Be Nice Around Books: Signing Etiquette

Lines everywhere!
Lines everywhere!

For the last several days, a few of the Geekettes have been in New York for a professional book expo/Book Con. While we were very excited and had a very wonderful experience overall, we found that on the one day of Book Con, we lost our faith in humanity a little bit. Every person I attended Book Con with had a negative story. A box of one book was stolen from an exhibitor. A panel of the most famous bestselling authors was cut off by people more interested in free books. Line cutters everywhere.

Here are some tips that I, as a former bookseller and current literary fangirl, think could help everyone enjoy book signings a little bit more:

1. Be nice.

I know this sounds really simple, but I think more people need to hear it. Before you do something think about what you’d do if you found out someone else did that thing. Everyone goes to book signings because they like the authors and books. Everyone else is probably just as excited as you. Don’t make the experiences of other fans less fun.

2. Don’t be selfish.

Sarah and I waiting to meet Alan Cumming!

Bringing eight books to a book signing is not cool for the author or the fans. Most signings are specifically to promote a new book. While authors are usually very nice and don’t like saying no, imagine if you had to sign your name once for the hundred people at a signing. Now imagine if every fan brought five books. Your hand would kill! It’s no wonder Suzanne Collins used a stamp on her Mockingjay tour.

If you’ve got a lot to say to an author, consider writing him or her a letter to give in person. Again, most of the authors I’ve met are really nice and love to hear the impact they’ve had in people’s’ lives.  However, long lines suck. It’s one thing to say you love their work or ask a burning question. It’s another to tell the author your whole life story. Authors are really active on social media, so it’s very easy to reach out to them with lengthier comments on the interwebs. Or, consider putting yourself at the end of the line if you’ve got a lot to say.

3. If you don’t care what the author has to say, don’t go.

I love having signed, first editions. I think it’s super cool that my books will be worth something some day (not that I’d sell a single one). When I go to a signing though, it’s because I genuinely care what the author has to say. If all you want is the signed book, look online. Most authors, especially around Christmas, will sign books at a store near them and the store will ship them to you. Christopher Moore, Richelle Mead, and Maggie Stiefvater, three bestselling authors, all do it. Usually a store hosting an author will also have the author sign extra copies and sell them signed.

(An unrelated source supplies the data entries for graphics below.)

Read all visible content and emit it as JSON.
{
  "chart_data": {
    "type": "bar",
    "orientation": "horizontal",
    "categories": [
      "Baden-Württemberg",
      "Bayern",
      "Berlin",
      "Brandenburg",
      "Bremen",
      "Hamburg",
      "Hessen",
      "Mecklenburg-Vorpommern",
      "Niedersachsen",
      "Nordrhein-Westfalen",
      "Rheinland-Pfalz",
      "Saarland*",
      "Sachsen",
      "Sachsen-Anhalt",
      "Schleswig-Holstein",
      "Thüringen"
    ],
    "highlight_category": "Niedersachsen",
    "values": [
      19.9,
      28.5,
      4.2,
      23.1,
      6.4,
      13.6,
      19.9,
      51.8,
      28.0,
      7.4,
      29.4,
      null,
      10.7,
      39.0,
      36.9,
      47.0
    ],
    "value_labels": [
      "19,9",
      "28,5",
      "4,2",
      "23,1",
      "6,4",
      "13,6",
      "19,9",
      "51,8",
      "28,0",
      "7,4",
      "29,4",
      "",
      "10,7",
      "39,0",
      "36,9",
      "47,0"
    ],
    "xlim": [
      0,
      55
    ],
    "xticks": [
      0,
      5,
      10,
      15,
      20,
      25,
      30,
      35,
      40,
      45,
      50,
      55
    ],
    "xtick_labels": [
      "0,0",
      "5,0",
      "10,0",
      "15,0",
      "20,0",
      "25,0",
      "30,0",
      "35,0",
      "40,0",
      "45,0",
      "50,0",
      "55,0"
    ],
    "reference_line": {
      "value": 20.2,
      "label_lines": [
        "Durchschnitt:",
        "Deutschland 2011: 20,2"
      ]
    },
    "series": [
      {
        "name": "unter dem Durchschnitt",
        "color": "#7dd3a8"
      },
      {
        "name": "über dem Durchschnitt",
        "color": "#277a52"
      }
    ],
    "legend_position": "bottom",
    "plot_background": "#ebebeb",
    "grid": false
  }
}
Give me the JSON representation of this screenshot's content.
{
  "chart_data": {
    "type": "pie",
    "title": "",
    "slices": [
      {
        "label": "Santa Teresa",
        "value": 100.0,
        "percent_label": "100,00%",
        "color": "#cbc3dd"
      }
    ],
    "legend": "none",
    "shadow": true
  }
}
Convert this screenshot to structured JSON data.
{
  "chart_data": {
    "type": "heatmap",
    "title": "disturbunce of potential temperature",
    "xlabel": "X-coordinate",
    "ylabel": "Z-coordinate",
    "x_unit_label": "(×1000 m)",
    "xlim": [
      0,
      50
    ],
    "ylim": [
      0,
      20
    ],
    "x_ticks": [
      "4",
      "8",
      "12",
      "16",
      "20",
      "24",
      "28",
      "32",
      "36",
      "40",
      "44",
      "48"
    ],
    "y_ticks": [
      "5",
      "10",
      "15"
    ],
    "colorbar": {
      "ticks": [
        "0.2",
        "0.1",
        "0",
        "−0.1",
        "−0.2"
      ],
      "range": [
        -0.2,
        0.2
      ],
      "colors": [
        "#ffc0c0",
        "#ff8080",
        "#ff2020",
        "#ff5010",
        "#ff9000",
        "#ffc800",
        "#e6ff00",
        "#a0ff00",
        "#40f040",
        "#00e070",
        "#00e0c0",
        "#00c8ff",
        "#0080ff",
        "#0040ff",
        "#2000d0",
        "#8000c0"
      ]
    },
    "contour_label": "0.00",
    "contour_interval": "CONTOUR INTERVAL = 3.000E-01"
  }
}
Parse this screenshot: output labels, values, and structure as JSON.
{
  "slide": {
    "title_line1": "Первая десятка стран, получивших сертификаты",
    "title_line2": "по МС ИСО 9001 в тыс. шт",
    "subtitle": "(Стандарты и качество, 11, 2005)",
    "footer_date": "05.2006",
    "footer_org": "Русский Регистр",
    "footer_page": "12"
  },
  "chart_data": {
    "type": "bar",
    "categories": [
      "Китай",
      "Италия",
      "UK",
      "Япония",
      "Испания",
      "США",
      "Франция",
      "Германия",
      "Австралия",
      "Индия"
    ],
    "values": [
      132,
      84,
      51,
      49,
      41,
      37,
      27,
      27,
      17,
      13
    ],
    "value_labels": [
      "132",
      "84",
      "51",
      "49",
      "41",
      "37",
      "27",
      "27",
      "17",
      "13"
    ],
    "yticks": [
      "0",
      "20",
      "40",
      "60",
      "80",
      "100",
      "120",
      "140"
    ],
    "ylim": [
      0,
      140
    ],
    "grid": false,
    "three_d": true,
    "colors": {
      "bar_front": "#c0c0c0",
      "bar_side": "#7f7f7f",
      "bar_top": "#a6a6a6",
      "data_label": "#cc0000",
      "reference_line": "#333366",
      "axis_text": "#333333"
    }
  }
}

The most memorable moment I have from Book Con is halfway through the Cassandra Clare/Holly Black/Maggie Stiefvater panel, someone started setting up free books in the back of the room to hand out after the panel. I was floored that by the end of the panel, more than half the audience had gotten out of their seats to get in line for free books. While the authors were speaking. To me, that is so disrespectful. A fan is there for the author. A fan would rather soak in any time with the author than have free things.  I can not fathom what would make these people be so disrespectful.


Seriously, people. It’s common sense. Just because other people do it doesn’t mean it’s right.  As readers, we’re supposed to be more intellectual. Can’t that also mean we’ve got good morals? Lets not have events feel more like Lord of the Flies than the jungle scene in Mean Girls. We’re better than that, I think.